What to do about Westbrook Village? That is the question
The recent termination of a deal between the developer MDDS and the city of Shawnee to bring a big-box retailer to the Westbrook Village Shopping Center has only added to the frustrations of the largely vacant center’s business tenants.
But on the table during a brainstorming session held last week at Planet Sub were free sandwiches and assurances that the 240,000-square-foot shopping center is still a high priority for the city.
“This shopping center is of the utmost importance to the city,” said Andrew Nave, executive director of Shawnee’s Economic Development Council. “We’re not giving up on this center just because this one project didn’t work.”
At the meeting were city officials, including City Manager Carol Gonzales, and owners of some of the center’s businesses. Nave talked a bit about the deal, which was to have been a TIF project where a certain portion of sales taxes would have gone toward paying for the business. He also confirmed reports that had an agreement been reached, the home improvement store Menards would have been the slated build for the center.
This isn’t the first drawback to befall the struggling center at 75th and Quivira, however, which has long failed to draw much interest from prospective business owners and developers and is currently 95 percent vacant. Nave touched briefly on the Dillons that was formerly located there and that closed its doors a number of years ago, along with three other grocery stores in Shawnee.
“That really hurt us,” he said.
Other challenges, he said, have included the sheer size of the space. Nave said Westbrook is the second-largest shopping center in the city and one of the largest in northern Johnson County. Such a large shopping center would normally be located on a highway, he said, not in a neighborhood like 75th and Quivira.
“So we’re kind of stuck with quite a bit of square footage,” Nave said.
The city has had other difficulties with getting the center’s owners on board with new projects, he said. Westbrook isn’t owned by the city, but by WBCMT 2006-C27 Quivira Road, LLC, which is affiliated with LNR Partners, a national real estate company purchased by Starwood Property Trust and Starwood Capital Group in 2013, according to Businessweek.com.
Though they were invited to the brainstorming session, Nave said, representatives with WBCMT did not attend.
“We’ve had communication with the property owner (in the past),” Nave said, “but it hasn’t been what I would hope for.”
Nave opened the floor up to comments and suggestions from business owners as to what to do to try to make Westbrook thrive.
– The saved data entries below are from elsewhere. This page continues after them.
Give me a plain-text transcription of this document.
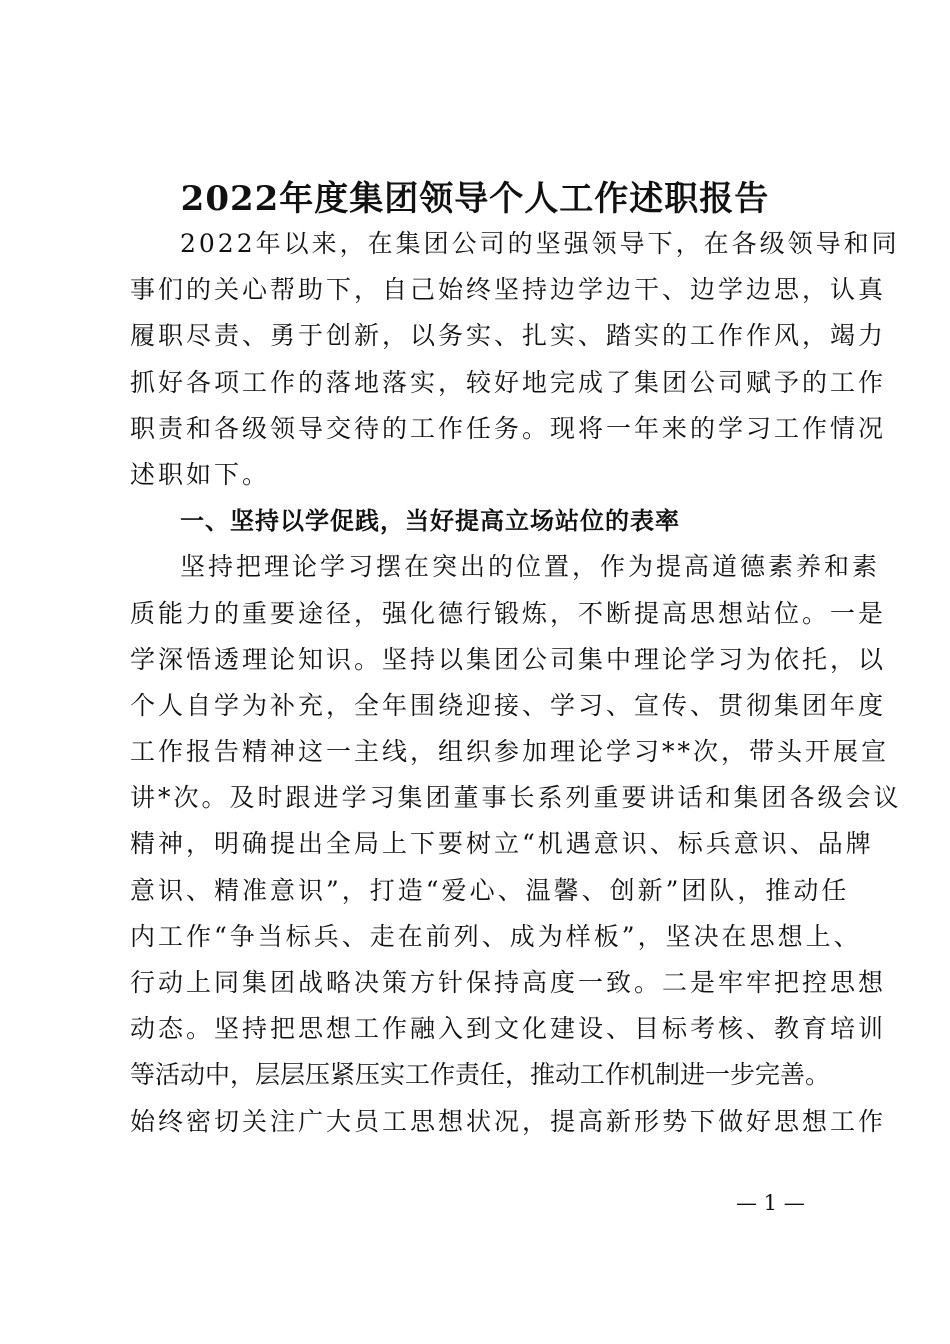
2022年度集团领导个人工作述职报告
2022年以来，在集团公司的坚强领导下，在各级领导和同
事们的关心帮助下，自己始终坚持边学边干、边学边思，认真
履职尽责、勇于创新，以务实、扎实、踏实的工作作风，竭力
抓好各项工作的落地落实，较好地完成了集团公司赋予的工作
职责和各级领导交待的工作任务。现将一年来的学习工作情况
述职如下。
一、坚持以学促践，当好提高立场站位的表率
坚持把理论学习摆在突出的位置，作为提高道德素养和素
质能力的重要途径，强化德行锻炼，不断提高思想站位。一是
学深悟透理论知识。坚持以集团公司集中理论学习为依托，以
个人自学为补充，全年围绕迎接、学习、宣传、贯彻集团年度
工作报告精神这一主线，组织参加理论学习**次，带头开展宣
讲*次。及时跟进学习集团董事长系列重要讲话和集团各级会议
精神，明确提出全局上下要树立“机遇意识、标兵意识、品牌
意识、精准意识”，打造“爱心、温馨、创新”团队，推动任
内工作“争当标兵、走在前列、成为样板”，坚决在思想上、
行动上同集团战略决策方针保持高度一致。二是牢牢把控思想
动态。坚持把思想工作融入到文化建设、目标考核、教育培训
等活动中，层层压紧压实工作责任，推动工作机制进一步完善。
始终密切关注广大员工思想状况，提高新形势下做好思想工作
— 1 —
Working toward turning the center into a multi-use one that would include apartments or senior housing was discussed at length. But an underlying frustration among the owners at the lack of progress was palpable.
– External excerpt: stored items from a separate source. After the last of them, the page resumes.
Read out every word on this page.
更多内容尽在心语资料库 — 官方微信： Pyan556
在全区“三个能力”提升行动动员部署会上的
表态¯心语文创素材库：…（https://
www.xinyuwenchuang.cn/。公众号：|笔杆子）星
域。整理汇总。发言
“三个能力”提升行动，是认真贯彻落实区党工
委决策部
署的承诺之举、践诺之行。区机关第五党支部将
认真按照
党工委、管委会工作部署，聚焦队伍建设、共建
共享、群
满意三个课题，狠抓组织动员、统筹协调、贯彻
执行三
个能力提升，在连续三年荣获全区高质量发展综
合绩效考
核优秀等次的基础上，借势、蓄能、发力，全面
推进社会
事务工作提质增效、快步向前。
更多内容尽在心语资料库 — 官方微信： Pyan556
“I think you guys are on the right track. In order for the center to work, you’re definitely right, it has to be mixed use, it’s just too much space,” said Ryan Joy, director of franchising for Planet Sub. “I guess the bad thing for us is, I don’t see an end in sight to the issue.”
“If you don’t have a willing landlord or an owner, there’s only so much you guys can do,” added Greg Porembski, owner of Pizza Street. “If they’re not motivated, nothing’s going to change.”
Both Nave and Gonzales spoke about the city’s continued efforts to bring business to Westbrook.
“We’ve tried lots and lots of things, we’re going to keep trying lots of things, we have to keep trying lots of things because this shopping center is so important to us,” Gonzales said. “We’re open to different uses. Obviously, the Menards concept is different than what you would think of working on this corner, but, you know, we’ve got to try some stuff.”